If you go out in the markets today, you are sure to meet a bear. And all the bears will be pondering the same philosophical question: if a bank fails, can it do so silently, or will the whole forest burst into flames?
All of the articles one reads offer the same handwringing condemnation of pusillanimous politicians and inevitable calamity. Yet, historians examining the same papers will come to radically different conclusions. What realistic choices do Eurozone participants have? They do not have control of the money supply. This belongs to the European Central Bank. They are unable to exercise full sovereignty. That was given away. All policy decisions require the unwieldy and unanimous commitment of all Eurozone members. Leadership and action are not words that could be associated, even remotely, with this set-up.
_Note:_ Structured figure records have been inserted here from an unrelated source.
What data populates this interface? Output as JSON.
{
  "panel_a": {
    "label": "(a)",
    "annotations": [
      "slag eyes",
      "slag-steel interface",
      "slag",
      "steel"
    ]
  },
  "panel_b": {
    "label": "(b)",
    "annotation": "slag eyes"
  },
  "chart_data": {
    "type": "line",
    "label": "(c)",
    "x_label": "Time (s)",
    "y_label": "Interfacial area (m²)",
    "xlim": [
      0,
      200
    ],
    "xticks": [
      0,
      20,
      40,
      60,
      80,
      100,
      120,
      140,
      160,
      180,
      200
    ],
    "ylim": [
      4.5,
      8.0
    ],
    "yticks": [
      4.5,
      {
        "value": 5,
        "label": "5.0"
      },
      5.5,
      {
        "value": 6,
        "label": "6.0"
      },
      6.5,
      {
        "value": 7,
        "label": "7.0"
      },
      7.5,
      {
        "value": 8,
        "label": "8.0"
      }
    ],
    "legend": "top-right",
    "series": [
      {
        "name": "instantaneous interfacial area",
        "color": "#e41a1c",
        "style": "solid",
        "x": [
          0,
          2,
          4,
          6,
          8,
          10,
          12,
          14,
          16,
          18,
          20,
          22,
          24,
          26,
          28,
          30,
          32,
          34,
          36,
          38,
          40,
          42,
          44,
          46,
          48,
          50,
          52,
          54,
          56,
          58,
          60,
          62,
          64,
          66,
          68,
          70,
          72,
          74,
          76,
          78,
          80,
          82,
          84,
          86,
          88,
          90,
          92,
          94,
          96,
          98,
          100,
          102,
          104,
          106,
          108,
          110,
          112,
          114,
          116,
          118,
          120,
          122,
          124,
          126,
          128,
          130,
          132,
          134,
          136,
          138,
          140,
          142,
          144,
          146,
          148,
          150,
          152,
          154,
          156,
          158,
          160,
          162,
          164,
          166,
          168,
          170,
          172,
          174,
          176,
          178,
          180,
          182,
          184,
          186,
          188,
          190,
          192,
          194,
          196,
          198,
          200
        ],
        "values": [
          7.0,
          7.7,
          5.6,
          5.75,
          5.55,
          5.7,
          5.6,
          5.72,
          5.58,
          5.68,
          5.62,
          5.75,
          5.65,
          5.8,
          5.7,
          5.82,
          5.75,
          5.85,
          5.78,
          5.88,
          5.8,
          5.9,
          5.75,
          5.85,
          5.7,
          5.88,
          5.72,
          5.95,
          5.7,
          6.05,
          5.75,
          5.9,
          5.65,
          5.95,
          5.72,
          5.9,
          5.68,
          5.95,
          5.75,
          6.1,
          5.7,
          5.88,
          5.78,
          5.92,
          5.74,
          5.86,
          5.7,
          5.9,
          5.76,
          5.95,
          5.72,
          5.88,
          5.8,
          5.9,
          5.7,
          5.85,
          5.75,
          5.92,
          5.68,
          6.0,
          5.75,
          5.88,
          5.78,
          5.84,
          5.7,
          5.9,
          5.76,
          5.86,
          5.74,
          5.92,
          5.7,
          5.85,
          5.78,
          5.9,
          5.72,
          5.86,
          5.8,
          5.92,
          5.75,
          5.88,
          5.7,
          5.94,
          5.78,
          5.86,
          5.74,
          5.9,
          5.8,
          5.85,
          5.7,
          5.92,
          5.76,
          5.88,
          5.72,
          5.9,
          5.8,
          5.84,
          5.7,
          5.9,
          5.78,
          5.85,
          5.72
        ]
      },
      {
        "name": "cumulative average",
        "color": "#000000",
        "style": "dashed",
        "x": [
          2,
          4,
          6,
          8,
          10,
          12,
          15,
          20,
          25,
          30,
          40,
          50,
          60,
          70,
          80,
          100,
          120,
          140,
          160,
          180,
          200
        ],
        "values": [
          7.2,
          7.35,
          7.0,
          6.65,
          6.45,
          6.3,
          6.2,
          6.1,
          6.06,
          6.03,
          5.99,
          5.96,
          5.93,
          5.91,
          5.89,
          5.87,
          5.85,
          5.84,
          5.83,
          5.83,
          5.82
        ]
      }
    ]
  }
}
A radical response would be political suicide, entailing a dilution of fiscal responsibility and a further surrender of democratic sovereignty. The latter has been argued for by the bureaucrats and central bankers, pushing for even less accountability over budget and taxes from elected representatives. Such a move would usher in an illiberal confederation. None of the political classes have the courage to break with this structure, yet.
Since muddling through by consensus is the realistic policy response, criticism should flow from the ground chosen. Even on this narrower platform, the Eurozone members have proved to be a hapless bunch. Their play book is predictable and whatever firebreaks are built, only postpone the contagion.
This does raise the important question: was the run on the € inevitable from a certain date? Would we have entered contagion without the pavane of promise from politicians, who feel dutybound to undertake the dance of the dead with their zombie banks? Could a proper accounting of sovereign debt after 2008 have averted this endgame? We will never know.
It is the teasing out of structure versus action that raises an historian's game. Talk of economic determinism and a dysfunctional currency union ignores the ability of states to place politics over economics, even at great cost. Such arguments also dilute the responsibility of a political elite for the consequences of their mistakes (which we are all paying).
Now we are just awaiting triggers and that depends upon a butterfly, whose wings have already flapped.